Akhlak adalah buah dari iman, semakin berkualitas akhlak seseorang, menggambarkan keimanan yang terpancang kokoh dalam hatinya, ia tidak hanya rajin shalat dan taat beribadah tapi juga shaleh dalam bermuamalah. 

Perilaku atau akhlak manusia (human behaviour) memang selalu menarik untuk dikaji. Terlebih dalam agama Islam yang Nabinya yakni Muhammad saw diutus untuk menyempurnakan akhlak manusia. Dan sejarah membuktikan kesuksesan Nabi mempengaruhi perilaku, peradaban dan kebudayaan manusia.

Namun demikian, sungguh sangat memprihatinkan jika kita bandingkan dengan realitas sosial kita saat ini. Betapa tidak, ternyata kejahatan, kecurangan, korupsi, kriminalitas, dan bentuk kezaliman lainnya ternyata mudah sekali ditemukan di negeri ini yang katanya negeri berpenduduk muslim terbanyak sedunia. Mengapa demikian?

Kalau negara kita disebut sebagai negara yang sakit, maka itu sumbernya adalah kepribadian penduduknya yang tidak sehat. Islam sebagai penuntun dan pedoman hidup terbaik menuju kehidupan dunia dan akhirat yang indah tertutupi oleh penganutnya yang tidak menjalankan Islam secara kaffah (utuh/total).

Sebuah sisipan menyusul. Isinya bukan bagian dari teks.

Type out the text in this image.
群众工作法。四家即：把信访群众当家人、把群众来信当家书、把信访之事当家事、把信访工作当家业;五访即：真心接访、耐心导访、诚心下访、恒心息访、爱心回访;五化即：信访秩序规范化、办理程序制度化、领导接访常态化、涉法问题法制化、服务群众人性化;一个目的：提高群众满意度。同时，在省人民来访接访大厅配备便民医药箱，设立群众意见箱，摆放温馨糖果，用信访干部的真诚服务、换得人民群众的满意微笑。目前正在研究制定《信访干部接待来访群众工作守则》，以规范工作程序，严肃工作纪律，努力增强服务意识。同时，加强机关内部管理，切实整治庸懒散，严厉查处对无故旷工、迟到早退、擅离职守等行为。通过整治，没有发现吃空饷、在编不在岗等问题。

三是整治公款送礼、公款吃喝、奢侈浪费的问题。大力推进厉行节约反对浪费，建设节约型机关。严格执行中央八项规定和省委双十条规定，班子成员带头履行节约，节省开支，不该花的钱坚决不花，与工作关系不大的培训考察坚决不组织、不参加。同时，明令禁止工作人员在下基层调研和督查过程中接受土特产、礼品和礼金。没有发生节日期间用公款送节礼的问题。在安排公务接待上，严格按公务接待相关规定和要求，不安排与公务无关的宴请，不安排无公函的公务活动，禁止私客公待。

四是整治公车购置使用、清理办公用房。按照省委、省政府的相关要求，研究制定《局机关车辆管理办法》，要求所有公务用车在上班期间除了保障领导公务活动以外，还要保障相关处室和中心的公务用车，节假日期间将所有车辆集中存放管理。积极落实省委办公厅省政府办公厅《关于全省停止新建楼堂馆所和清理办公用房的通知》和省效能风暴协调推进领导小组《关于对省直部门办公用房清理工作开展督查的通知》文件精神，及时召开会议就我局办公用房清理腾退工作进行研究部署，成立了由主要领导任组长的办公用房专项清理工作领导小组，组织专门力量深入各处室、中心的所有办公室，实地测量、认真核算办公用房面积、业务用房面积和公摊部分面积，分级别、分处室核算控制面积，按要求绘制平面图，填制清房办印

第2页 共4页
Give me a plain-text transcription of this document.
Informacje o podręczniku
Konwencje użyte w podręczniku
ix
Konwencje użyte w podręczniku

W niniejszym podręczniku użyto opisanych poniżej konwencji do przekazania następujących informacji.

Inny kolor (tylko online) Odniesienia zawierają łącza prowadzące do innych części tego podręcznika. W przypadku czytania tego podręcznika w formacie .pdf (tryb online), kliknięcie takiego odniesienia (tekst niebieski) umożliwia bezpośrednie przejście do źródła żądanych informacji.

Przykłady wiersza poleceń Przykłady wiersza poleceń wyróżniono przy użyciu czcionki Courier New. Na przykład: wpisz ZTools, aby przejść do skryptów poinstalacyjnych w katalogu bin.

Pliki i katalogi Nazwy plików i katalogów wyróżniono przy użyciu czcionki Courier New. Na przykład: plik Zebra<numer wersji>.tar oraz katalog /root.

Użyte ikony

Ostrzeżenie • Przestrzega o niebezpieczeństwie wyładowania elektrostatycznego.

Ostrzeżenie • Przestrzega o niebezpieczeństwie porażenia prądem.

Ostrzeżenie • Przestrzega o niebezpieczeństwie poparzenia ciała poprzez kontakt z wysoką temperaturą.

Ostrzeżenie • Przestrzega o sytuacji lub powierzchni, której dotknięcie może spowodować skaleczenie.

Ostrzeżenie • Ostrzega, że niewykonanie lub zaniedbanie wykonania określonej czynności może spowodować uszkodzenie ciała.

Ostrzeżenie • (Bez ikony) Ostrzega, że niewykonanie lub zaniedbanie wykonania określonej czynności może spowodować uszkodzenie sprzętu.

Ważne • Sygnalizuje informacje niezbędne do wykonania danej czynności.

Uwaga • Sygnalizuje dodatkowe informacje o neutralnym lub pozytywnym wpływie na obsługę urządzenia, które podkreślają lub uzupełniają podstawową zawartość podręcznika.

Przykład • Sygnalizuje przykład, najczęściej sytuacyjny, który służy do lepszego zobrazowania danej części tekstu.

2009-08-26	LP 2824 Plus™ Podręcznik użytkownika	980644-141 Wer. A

Betapa banyak kaum muslimin yang tidak memiliki kepribadian utuh yang tidak memisah dan memilah satu kegiatan dengan kegiatan lainnya. Baik dan jujur ketika di masjid, tetapi menipu ketika melakukan kegiatan ekonomi; baik dan jujur ketika beribadah, tetapi berlaku zalim dan korup ketika memiliki jabatan.

Mereka itulah yang memiliki kepribadian ganda/terpecah (split personality). Mereka mengaku beragana Islam, namun tidak melaksanakan ajaran agama Islam dengan semestinya. Dalam bahasa populer mereka disebut sebagai ”Islam STMJ (shalat terus maksiat jalan)” Islam Kambuhan, Islam Formalitas (Islam KTP), serta yang oleh Clifford Geertz disebut sebagai Islam Abangan.

Kondisi ini tentunya sangat memprihatinan. Karena itu, kegiatan dakwah yang mengantarkan seseorang dan umat untuk memiliki kepribadian utuh harus terus menerus digalakkan dan ditumbuhkembangkan sehingga suasana keislaman tidak hanya ada di masjid dan mushala, tetapi juga di pasar, gedung-gedung pemerintah, di tempat kegiatan kehidupan lainnya. Wallahu a’lam bishawab.